SVM之Python實現


SVM Python實現

Python實現SVM的理論知識

  • SVM原始最優化問題:

\[min_{w,b,\xi}{1\over{2}}{||w||}^2 + C\sum_{i=1}^m\xi^{(i)} \]

\[s.t. \ \ y^{(i)}(w^{T}x^{(i)} + b), i=1,2,...,m \\ \xi^{(i)} \ge 0, i=1,2,...m \]

  • 原始問題轉為對偶問題

\[min_{\alpha}{1\over{2}}\sum_{i=1}^m\sum_{j=1}^{m}\alpha^{(i)}\alpha^{(j)}y^{(i)}y^{(j)}K(x^{(i)},x^{(j)})-\sum_{i=1}^m\alpha^{(i)} \]

\[s.t. \ \ \sum_{i=1}^m\alpha^{(i)}y^{(i)}=0 \\ 0 \le \alpha^{(i)} \le C, i=1,2,...,m \]

  • 對於第2點, 設\(\alpha^*=(\alpha^*_{1},\alpha^*_{2}, ..., \alpha^*_{m})\), 若存在\(\alpha^*\)的一個分量\(\alpha*_{j}, 0 \lt \alpha^*_{j} \lt C\), 則原始問題的解\(w^*,b^*\)

\[w^* = \sum_{i=1}^m\alpha^*_{i}y^{(i)}x^{(i)} \\ b^* = y^{(j)} - \sum_{i=1}^my^{(i)}\alpha^{(i)}K(x^{(i)}, x^{(j)}) \]

  • SMO算法中使用到的公式(公式用使用下標1和2不是指在樣本中的第1個樣本和第2個樣本, 而是指第1個參數和第2個參數, 在編程中我們使用i和j替代, i和j是在X輸入樣本中的樣本下標)

    • 計算\(E^{(i)}\) -> 在calc_E函數中

    \[E^{(i)} = g(x^{(i)})-y^{(i)} \\ 其中g(x^{(i)}) = \sum_{i=1}^m\alpha^{(i)}y^{(i)}K(x^{(i)},x^{(j)}) + b \\ 所以E^{(i)} = (\sum_{i=1}^m\alpha^{(i)}y^{(i)}K(x^{(i)},x^{(j)}) + b) - y^{(i)} \ \ \ where \ \ i = 1,2 \]

    • 計算\(\alpha^{new,unc}_2\) -> 在iter函數中

    \[\alpha^{new,unc}_2 = \alpha^{old}_2 + {{y_2}(E^{(i)} - E^{(j)})\over{\eta}} \\ 其中\eta = K_{11} + K_{22} - 2K_{12} \\ 注意: K_{11}指的是在使用核函數映射之后的輸入樣本中的第i行與第j行樣本, \\ 同理K_{22}指的是在使用核函數映射之后的輸入樣本中的第i行與第j行樣本... \\ 注意: \eta不能為小於等於0, 如果出現這種情況, 則在迭代函數中直接返回0 \]

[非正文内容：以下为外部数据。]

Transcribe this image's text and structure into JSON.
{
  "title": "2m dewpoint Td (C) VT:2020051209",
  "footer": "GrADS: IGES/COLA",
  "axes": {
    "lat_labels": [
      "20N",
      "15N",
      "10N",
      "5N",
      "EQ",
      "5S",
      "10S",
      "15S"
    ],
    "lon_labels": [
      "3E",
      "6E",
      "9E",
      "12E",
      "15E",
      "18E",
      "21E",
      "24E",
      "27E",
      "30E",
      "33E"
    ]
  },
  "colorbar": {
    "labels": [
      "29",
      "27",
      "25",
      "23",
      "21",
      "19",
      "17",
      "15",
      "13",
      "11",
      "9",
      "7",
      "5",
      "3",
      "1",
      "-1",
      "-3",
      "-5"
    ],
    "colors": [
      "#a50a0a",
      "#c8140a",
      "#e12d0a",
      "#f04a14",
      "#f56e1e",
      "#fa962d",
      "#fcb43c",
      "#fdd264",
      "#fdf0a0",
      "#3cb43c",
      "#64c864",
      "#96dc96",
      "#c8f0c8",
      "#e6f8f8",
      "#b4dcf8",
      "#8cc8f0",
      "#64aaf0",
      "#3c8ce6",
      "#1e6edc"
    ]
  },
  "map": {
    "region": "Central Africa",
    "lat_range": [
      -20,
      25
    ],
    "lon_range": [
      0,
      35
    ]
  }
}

    • 裁剪\(\alpha^{new,unc}_1\) -> 在clip_alpha函數中

      • 如果\(y^{(1)}\ne y^{(2)}\)

        \[L=max(0,\alpha^{old}_2-\alpha^{old}_1) \\ H=min(C, C + \alpha^{old}_2 - \alpha^{old}_1) \]

      • 如果\(y^{(1)}=y^{(2)}\)

        \[L=max(0,\alpha^{old}_2+\alpha^{old}_1-C) \\ H=min(C, \alpha^{old}_2+\alpha^{old}_1) \]

      • 注意: 得到的L與H不能相同, 如果相同則直接返回0
      • 定義函數clip_alpha(alpha, L, H)
        
        def calc_alpha(alpha, L, H):
            if alpha > H:
                alpha = H
            elif alpha < L:
                alpha = L
            return alpha
        
      • 計算\(\alpha^{new}_1\)

      \[\alpha^{new}_1=\alpha^{old}_1+y^{(1)}y^{(2)}(\alpha^{old}_2-\alpha^{new}_2) \]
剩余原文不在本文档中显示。